I did write as a child. Writing was my first way of expressing myself. Acting which I started doing at 17-18, I did because it was my fallback position. I had to make a living, so I thought well try this and that’s how I became an actress. Much like Jackie, I stumbled into the profession because it was the only thing I knew. I had grown up cueing my mother on scripts from the time I could read, I had an innate sense of timing and structure. I had connections, much like Jackie does in the book. Getting an agent was a matter of a phone call. I was just lucky and I went to some acting classes but mostly I ditched. I was a screw up. It took me a long time to learn craft and to not be self-conscious and fearful. That was very much in my way as a young actress because I did feel like a fraud. I didn’t know what I was doing. I was just blindly showing up and saying my lines.
You say you felt like a fraud and that’s how you depict Jackie, she too feels like a fraud.
That’s where all that comes from. I think that personally writing the Hollywood stuff in the book was the most boring part for me. There isn’t anything really glamorous or new to say writing about Hollywood, but the insecurity and fear, that was an interesting place to go, to keep that at the forefront of those scenes. That made them relatable.
Did you have friends who were jealous about your success as you describe Jackie’s boyfriend, Brett, was?

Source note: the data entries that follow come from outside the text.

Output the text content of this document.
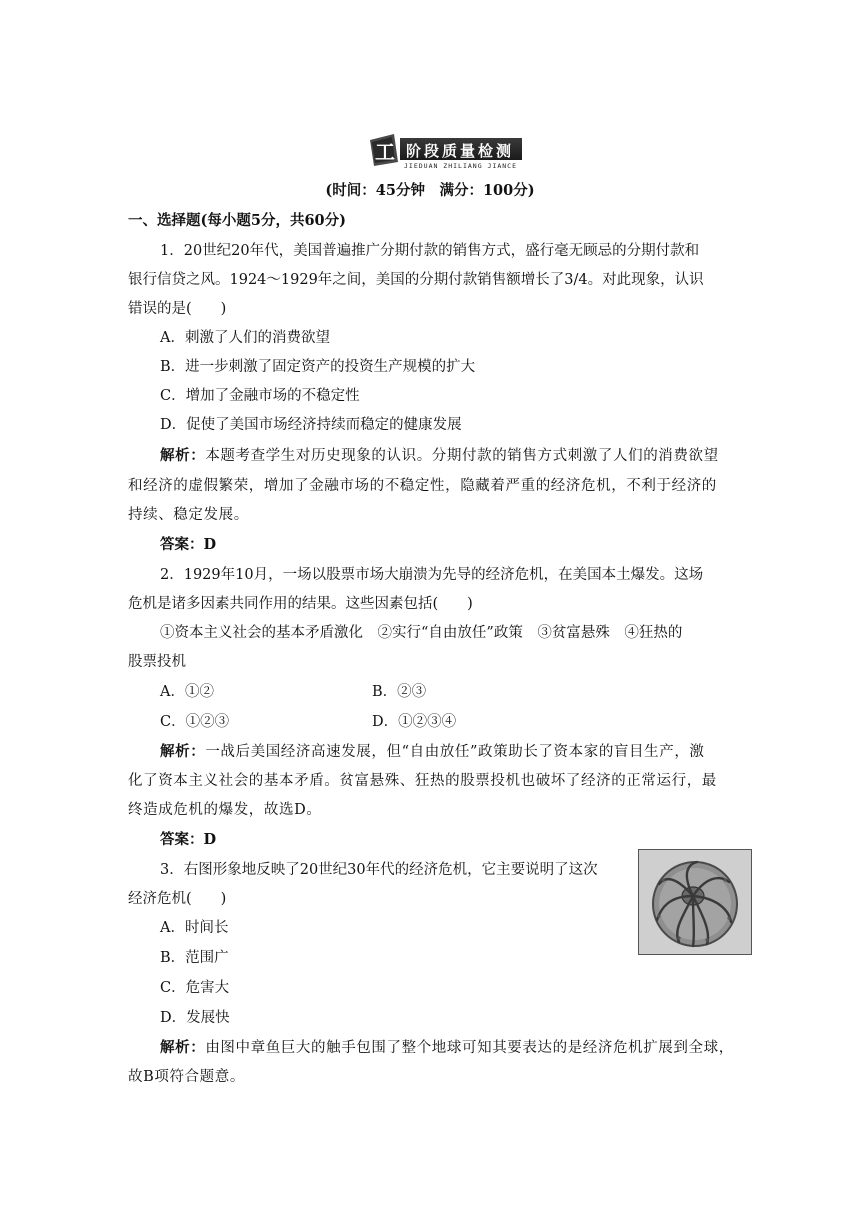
工 阶段质量检测
JIEDUAN ZHILIANG JIANCE
(时间：45分钟　满分：100分)
一、选择题(每小题5分，共60分)
1．20世纪20年代，美国普遍推广分期付款的销售方式，盛行毫无顾忌的分期付款和
银行信贷之风。1924～1929年之间，美国的分期付款销售额增长了3/4。对此现象，认识
错误的是(　　)
A．刺激了人们的消费欲望
B．进一步刺激了固定资产的投资生产规模的扩大
C．增加了金融市场的不稳定性
D．促使了美国市场经济持续而稳定的健康发展
解析：本题考查学生对历史现象的认识。分期付款的销售方式刺激了人们的消费欲望
和经济的虚假繁荣，增加了金融市场的不稳定性，隐藏着严重的经济危机，不利于经济的
持续、稳定发展。
答案：D
2．1929年10月，一场以股票市场大崩溃为先导的经济危机，在美国本土爆发。这场
危机是诸多因素共同作用的结果。这些因素包括(　　)
①资本主义社会的基本矛盾激化　②实行“自由放任”政策　③贫富悬殊　④狂热的
股票投机
A．①②	B．②③
C．①②③	D．①②③④
解析：一战后美国经济高速发展，但“自由放任”政策助长了资本家的盲目生产，激
化了资本主义社会的基本矛盾。贫富悬殊、狂热的股票投机也破坏了经济的正常运行，最
终造成危机的爆发，故选D。
答案：D
3．右图形象地反映了20世纪30年代的经济危机，它主要说明了这次
经济危机(　　)
A．时间长
B．范围广
C．危害大
D．发展快
解析：由图中章鱼巨大的触手包围了整个地球可知其要表达的是经济危机扩展到全球，
故B项符合题意。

I had boyfriends who just didn’t know what to do since I had a much richer career than they did and I don’t mean richer in money, I mean just more substantial. But not like Brett. He’s such a funny character. I had to work hard to make him three-dimensional and a guy that you could believe not a cliche. But I know those actors. There are so many Bretts out there.

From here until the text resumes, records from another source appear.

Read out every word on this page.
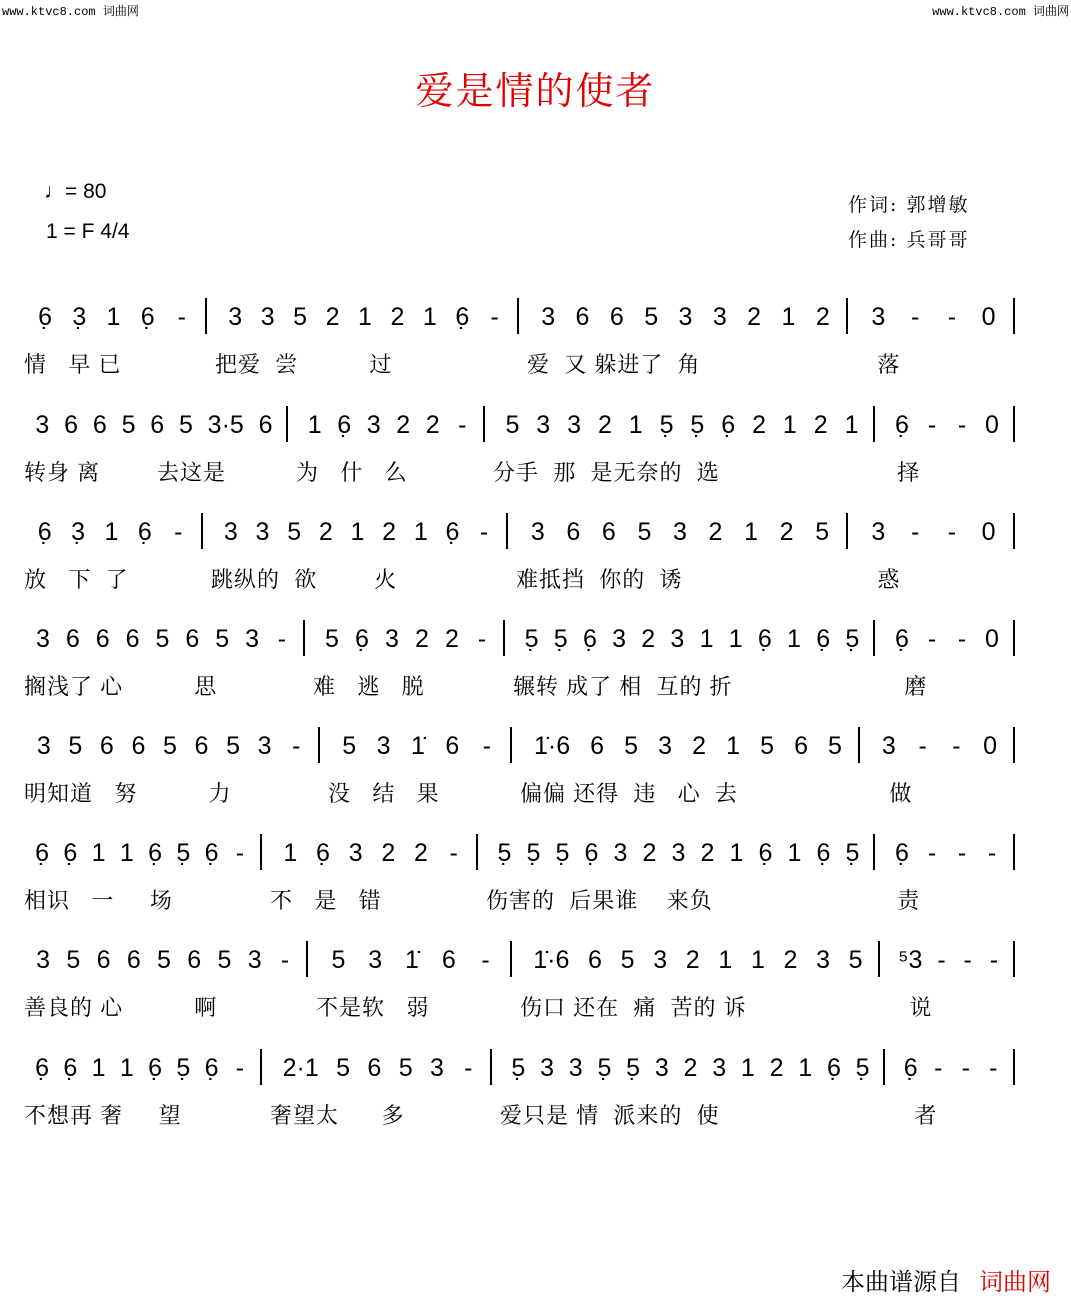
www.ktvc8.com 词曲网	www.ktvc8.com 词曲网
爱是情的使者
♩= 80
1 = F 4/4
作词: 郭增敏
作曲: 兵哥哥
6̣ 3̣ 1 6̣ -
情   早 已
3 3 5 2 1 2 1 6̣ -
把爱  尝          过
3 6 6 5 3 3 2 1 2
爱  又 躲进了  角
3 - - 0
落
3 6 6 5 6 5 3·5 6
转身 离        去这是
1 6̣ 3 2 2 -
为   什   么
5 3 3 2 1 5̣ 5̣ 6̣ 2 1 2 1
分手  那  是无奈的  选
6̣ - - 0
择
6̣ 3̣ 1 6̣ -
放   下  了
3 3 5 2 1 2 1 6̣ -
跳纵的  欲        火
3 6 6 5 3 2 1 2 5
难抵挡  你的  诱
3 - - 0
惑
3 6 6 6 5 6 5 3 -
搁浅了 心          思
5 6̣ 3 2 2 -
难   逃   脱
5̣ 5̣ 6̣ 3 2 3 1 1 6̣ 1 6̣ 5̣
辗转 成了 相  互的 折
6̣ - - 0
磨
3 5 6 6 5 6 5 3 -
明知道   努          力
5 3 1̇ 6 -
没   结   果
1̇·6 6 5 3 2 1 5 6 5
偏偏 还得  违   心  去
3 - - 0
做
6̣ 6̣ 1 1 6̣ 5̣ 6̣ -
相识   一     场
1 6̣ 3 2 2 -
不   是   错
5̣ 5̣ 5̣ 6̣ 3 2 3 2 1 6̣ 1 6̣ 5̣
伤害的  后果谁    来负
6̣ - - -
责
3 5 6 6 5 6 5 3 -
善良的 心          啊
5 3 1̇ 6 -
不是软   弱
1̇·6 6 5 3 2 1 1 2 3 5
伤口 还在  痛  苦的 诉
⁵3 - - -
说
6̣ 6̣ 1 1 6̣ 5̣ 6̣ -
不想再 奢     望
2·1 5 6 5 3 -
奢望太      多
5̣ 3 3 5̣ 5̣ 3 2 3 1 2 1 6̣ 5̣
爱只是 情  派来的  使
6̣ - - -
者
本曲谱源自 词曲网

You have worked with some amazing Hollywood actors. What would you like to say about that?
I look back over my career and I think how lucky I was to work with such extraordinary people. Getting to do Ordinary People with Robert Redford directing and incredible artists like Timothy Hutton and Walter Matthew. The ladies on The Golden Girls were larger than life. On Empty Nest, Richard Mulligan was an exceptional actor, friend, mentor and father figure for me for seven years. These were all super talented people that I had a chance to work with.